I have never felt this tired in my life. I’m not even sure what time it is…just very late.
The entire day was spent at the intake office, and most of that in the medical wing, a very cold and sterile place. It reminded me of the hospital and my throat started to ache with memory.
They weighed me, tested my blood, scanned my brain, took tissue samples. I ran for what felt like hours on a treadmill, with tons of leads and wires strung from my body, feeding data to their equipment. They put me in a centrifuge to test my resilience against g-forces—at one point I was sure I would black out, but managed not to. That part was almost fun, actually! Like being on rides at the amusement park with Father as a child, only much more intense.
I think now they must know more about my body than I do!
I wasn’t told much, just led around and ordered to do this, that, and the other thing. Often, the personnel attending me would review results on their printouts or datapads, nod, make notes, and apparently mutter with approval. Half of what I did hear them say I didn’t understand at all. So much technical jargon!
…and then I died.
They don’t tell you that in the recruitment ads.
First they shaved my head. I was escorted, in my underthings, down a long hallway to a medical bay, and there I found…me. A copy…a clone of me, inert and lifeless inside a cryo tube. I recognized a few of the other applicants there, all of them shivering in little more than their skin, and all staring at copies of themselves, as I was. We laid down on hard, cold beds, and were…taken…a few at a time.
It was…odd, like going to sleep and then waking up to an out of body experience. The whole thing was relatively painless, yet I’m sure I felt myself being sucked out of myself. Then, opening my eyes and looking down on my now lifeless body… I can’t really put that into words. Not yet anyway. Maybe not ever.
I have implants now, five sockets along my upper back and neck that all capsuleers must have, and some wetware in my brain to accept inputs from the sockets. The skin on my back is still raw and I’m dying to scratch.
I had barely enough time to get used to what had happened before they hooked me up to a new machine and “injected” a number of “skillbooks” into my brain via the implants. Really, they’re just data modules… I can feel information accumulating in my mind, but until the module finishes compiling I can’t make use of any of it. It’s just…there…like a spot of fog, or a shadow at the edge of my vision. As soon as I try to focus on it, it moves away, just out of reach. Yet, each minute that passes brings the fog closer to me and into sharper detail.
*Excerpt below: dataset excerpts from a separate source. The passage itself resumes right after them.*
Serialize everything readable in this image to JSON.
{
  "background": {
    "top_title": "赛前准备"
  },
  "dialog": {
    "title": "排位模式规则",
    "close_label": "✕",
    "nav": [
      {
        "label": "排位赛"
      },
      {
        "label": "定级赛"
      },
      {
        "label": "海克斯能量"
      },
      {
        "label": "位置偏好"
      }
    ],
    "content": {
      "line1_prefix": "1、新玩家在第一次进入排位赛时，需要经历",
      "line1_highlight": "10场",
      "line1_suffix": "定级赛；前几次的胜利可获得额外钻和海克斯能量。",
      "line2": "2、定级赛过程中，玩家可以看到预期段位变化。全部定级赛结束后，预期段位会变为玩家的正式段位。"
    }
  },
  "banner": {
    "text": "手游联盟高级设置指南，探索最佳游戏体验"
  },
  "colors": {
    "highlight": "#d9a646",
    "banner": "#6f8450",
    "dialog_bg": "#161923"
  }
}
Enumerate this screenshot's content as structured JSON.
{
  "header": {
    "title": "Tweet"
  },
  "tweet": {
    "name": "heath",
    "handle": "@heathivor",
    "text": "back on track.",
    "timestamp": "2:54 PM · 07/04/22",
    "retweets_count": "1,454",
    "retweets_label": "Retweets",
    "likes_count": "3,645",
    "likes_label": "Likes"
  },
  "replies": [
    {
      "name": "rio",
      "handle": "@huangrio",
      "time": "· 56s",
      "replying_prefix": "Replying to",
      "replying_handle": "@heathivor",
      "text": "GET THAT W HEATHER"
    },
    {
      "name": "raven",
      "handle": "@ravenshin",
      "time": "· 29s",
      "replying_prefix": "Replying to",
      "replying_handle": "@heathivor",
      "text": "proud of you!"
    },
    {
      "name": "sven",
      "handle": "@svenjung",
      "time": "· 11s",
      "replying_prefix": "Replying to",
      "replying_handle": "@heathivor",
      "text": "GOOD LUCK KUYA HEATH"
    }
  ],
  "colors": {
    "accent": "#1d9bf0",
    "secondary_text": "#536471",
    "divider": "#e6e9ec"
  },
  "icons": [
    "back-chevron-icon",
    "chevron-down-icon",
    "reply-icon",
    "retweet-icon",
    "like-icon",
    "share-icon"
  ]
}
I have so much to learn. These skills that are growing in my brain now are just the basics, rudimentary information about spaceflight and ships and the navy itself that I need to know before I can even think about taking on actual practical information. Most of what I need will be downloaded into my head this way, though they told me I’ll also have to attend actual training courses. They’re going to teach me manual flight too, just in case I wash out in the capsuleer program, and I’ll be tested regularly to make sure the injected skills have properly integrated with my brain…
My mind hurts, actually, with all the changes I’ve gone through today. I mean, I died. My head feels stuffed, as if a wad of cotton is in there, and the wad is full of bees. I could sleep for days. But I’m excited too. Now that I’m here, now that the deed is done, I know to the very core of my being that I made the right choice. I will be a capsuleer, of that I have no doubt. It’s only a matter of time.